4. Conversations with Isaac Asimov edited by Carl Freedman
Isaac Asimov (1920–1992), one of the most popular and influential American authors of the twentieth century, sparked the imagination of generations of writers. His “Foundation” trilogy paved the way for science fiction that was more speculative and philosophical than had been previously seen in the genre, and his book “I, Robot” and his story “The Bicentennial Man” have been made into popular movies. First published as a teenager in John W. Campbell’s groundbreaking science-fiction magazine “Astounding, Asimov published over two hundred books during his lifetime.
While most prolific writers tend to concentrate almost exclusively on a single genre, Asimov was a polymath who wrote widely on a variety of subjects. He authored mysteries, autobiographies, histories, satires, companions to Shakespeare, children’s books on science, and collections of bawdy limericks. A lifelong atheist, he neverthe-less wrote more than a half dozen books on the Bible.
Asimov’s varied interests establish him as a premier public intellectual, one who was frequently called upon to clarify debates in science, in history, and on the effects of technology on the modern age. “Conversations with Isaac Asimov” collects interviews with a man considered to be — along with Robert Heinlein, A. E. van Vogt, and Arthur C. Clarke — a founder of modern science fiction. Despite this, Asimov is perhaps best known for his many books of popular science writing.

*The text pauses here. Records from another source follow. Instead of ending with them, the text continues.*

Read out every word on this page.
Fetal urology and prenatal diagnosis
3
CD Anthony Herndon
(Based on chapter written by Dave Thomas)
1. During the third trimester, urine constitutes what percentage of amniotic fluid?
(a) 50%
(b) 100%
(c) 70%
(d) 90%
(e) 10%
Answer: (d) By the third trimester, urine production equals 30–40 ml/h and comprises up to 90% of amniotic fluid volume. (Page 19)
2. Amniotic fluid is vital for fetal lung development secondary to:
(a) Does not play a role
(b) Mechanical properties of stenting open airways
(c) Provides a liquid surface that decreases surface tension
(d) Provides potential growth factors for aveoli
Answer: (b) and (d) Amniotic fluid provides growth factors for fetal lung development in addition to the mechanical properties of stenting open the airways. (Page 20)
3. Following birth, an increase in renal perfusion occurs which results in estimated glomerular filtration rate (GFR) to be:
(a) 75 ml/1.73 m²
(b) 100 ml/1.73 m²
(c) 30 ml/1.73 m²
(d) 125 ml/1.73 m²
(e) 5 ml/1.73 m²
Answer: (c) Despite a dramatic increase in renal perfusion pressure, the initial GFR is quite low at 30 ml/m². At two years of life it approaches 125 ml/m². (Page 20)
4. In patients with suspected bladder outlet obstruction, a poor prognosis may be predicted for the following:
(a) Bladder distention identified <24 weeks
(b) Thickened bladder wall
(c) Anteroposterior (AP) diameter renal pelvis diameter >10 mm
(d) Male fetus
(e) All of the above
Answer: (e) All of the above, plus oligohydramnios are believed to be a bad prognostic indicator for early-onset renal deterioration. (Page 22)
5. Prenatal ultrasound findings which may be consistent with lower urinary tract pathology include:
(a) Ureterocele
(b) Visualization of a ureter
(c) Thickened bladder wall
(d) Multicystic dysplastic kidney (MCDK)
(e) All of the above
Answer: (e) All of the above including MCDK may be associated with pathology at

Carl Sagan once described Asimov as the greatest explainer of his age, and this talent made Asimov a natural for the interview form. His manner is always crisp and lucid, his tone always engaging, and his comments always enlightening.

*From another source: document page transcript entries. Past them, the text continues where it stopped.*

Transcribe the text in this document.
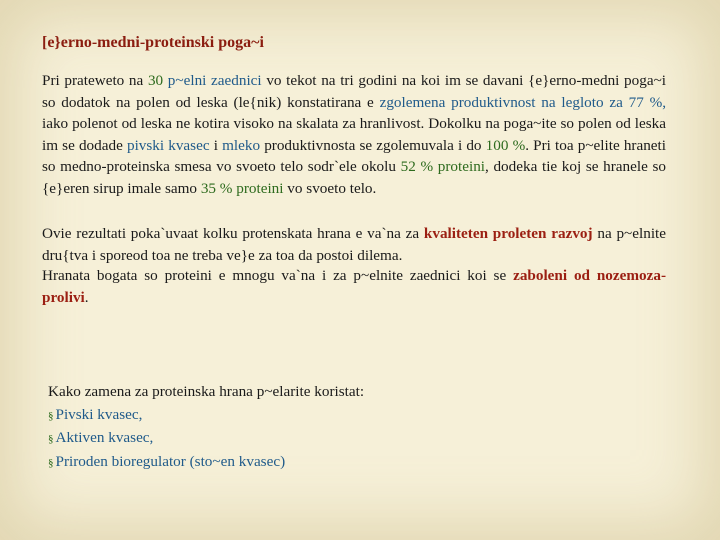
[e}erno-medni-proteinski poga~i
Pri prateweto na 30 p~elni zaednici vo tekot na tri godini na koi im se davani {e}erno-medni poga~i so dodatok na polen od leska (le{nik) konstatirana e zgolemena produktivnost na legloto za 77 %, iako polenot od leska ne kotira visoko na skalata za hranlivost. Dokolku na poga~ite so polen od leska im se dodade pivski kvasec i mleko produktivnosta se zgolemuvala i do 100 %. Pri toa p~elite hraneti so medno-proteinska smesa vo svoeto telo sodr`ele okolu 52 % proteini, dodeka tie koj se hranele so {e}eren sirup imale samo 35 % proteini vo svoeto telo.
Ovie rezultati poka`uvaat kolku protenskata hrana e va`na za kvaliteten proleten razvoj na p~elnite dru{tva i sporeod toa ne treba ve}e za toa da postoi dilema.
Hranata bogata so proteini e mnogu va`na i za p~elnite zaednici koi se zaboleni od nozemoza-prolivi.
Kako zamena za proteinska hrana p~elarite koristat:
§ Pivski kvasec,
§ Aktiven kvasec,
§ Priroden bioregulator (sto~en kvasec)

5. Conversations with Carl Sagan edited by Tom Head
Though a well-regarded physicist Carl Sagan (1934-1996) is best-known as a writer of popular nonfiction and science fiction and as the host of the PBS series Cosmos. Through his writings and spoken commentary, he worked to popularize interests in astronomy, the universe, and the possibility of extraterrestrial life. From the beginning of his public career, when he co-wrote Intelligent Life in the Universe to the very end as he worked on the 1997 film adaptation of his novel Contact, these subjects absorbed him.
This interest in space was rooted in his understanding of the smallness and vulnerability of humanity measured against the immense size and power of the universe. This profound philosophical humility, mixed with personal exuberance, comes through in Conversations with Carl Sagan. In interviews and profiles, Sagan discusses with verve a wide variety of topics–the environment, nuclear disarmament, religion, politics, extraterrestrial life, astronomy, physics, robotics. Whether he is discussing his science fiction or his well-researched nonfiction works, his voice embraces reason and skepticism.

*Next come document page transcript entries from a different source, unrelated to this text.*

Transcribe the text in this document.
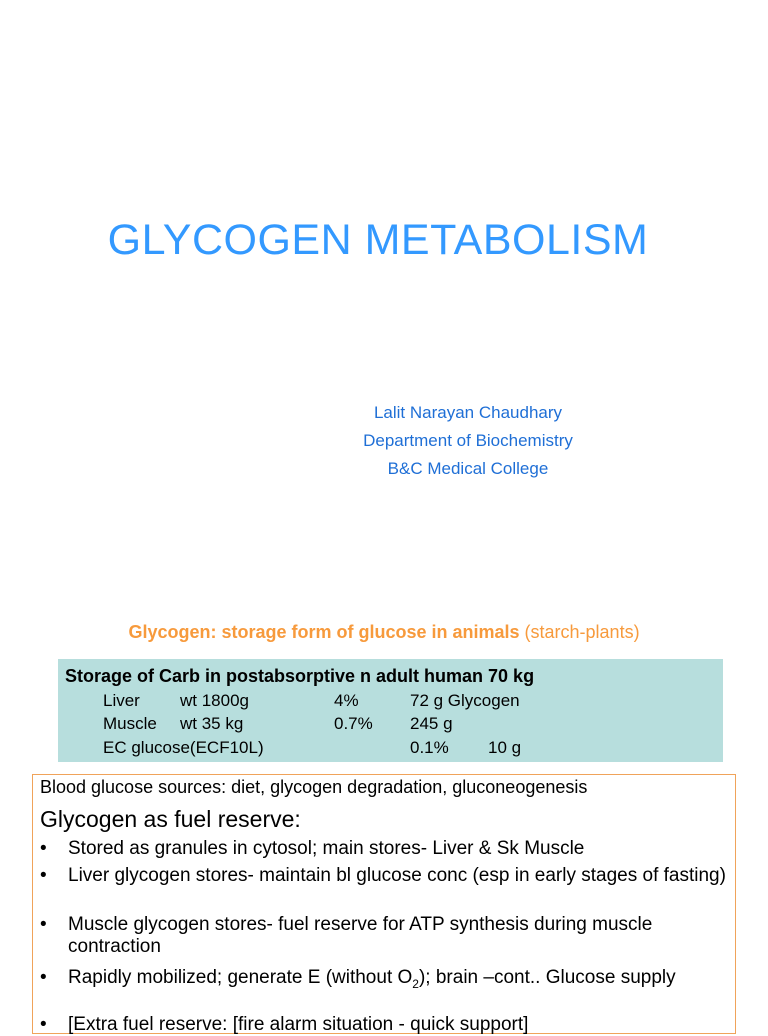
GLYCOGEN METABOLISM
Lalit Narayan Chaudhary
Department of Biochemistry
B&C Medical College
Glycogen: storage form of glucose in animals (starch-plants)
Storage of Carb in postabsorptive n adult human 70 kg
Liver wt 1800g	4%	72 g Glycogen
Muscle wt 35 kg	0.7% 245 g
EC glucose(ECF10L)	0.1% 10 g
Blood glucose sources: diet, glycogen degradation, gluconeogenesis
Glycogen as fuel reserve:
• Stored as granules in cytosol; main stores- Liver & Sk Muscle
• Liver glycogen stores- maintain bl glucose conc (esp in early stages of fasting)
• Muscle glycogen stores- fuel reserve for ATP synthesis during muscle contraction
• Rapidly mobilized; generate E (without $O_2$); brain –cont.. Glucose supply
• [Extra fuel reserve: [fire alarm situation - quick support]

This volume shows how Sagan, a lifelong skeptic, refined his views and expressed amazement that Earth, for all his belief in extraterrestrial life, encompasses everything about which he cared.
Tom Head of Jackson, Mississippi, is a writer and poet whose work includes Women and Families (Voices from the Civil War), Possessions and Exorcisms (Fact or Fiction?), and 1966 (The Turbulent 60s).
And there you go. Some very different books for once, wouldn’t you agree? Any of these sound interesting to you?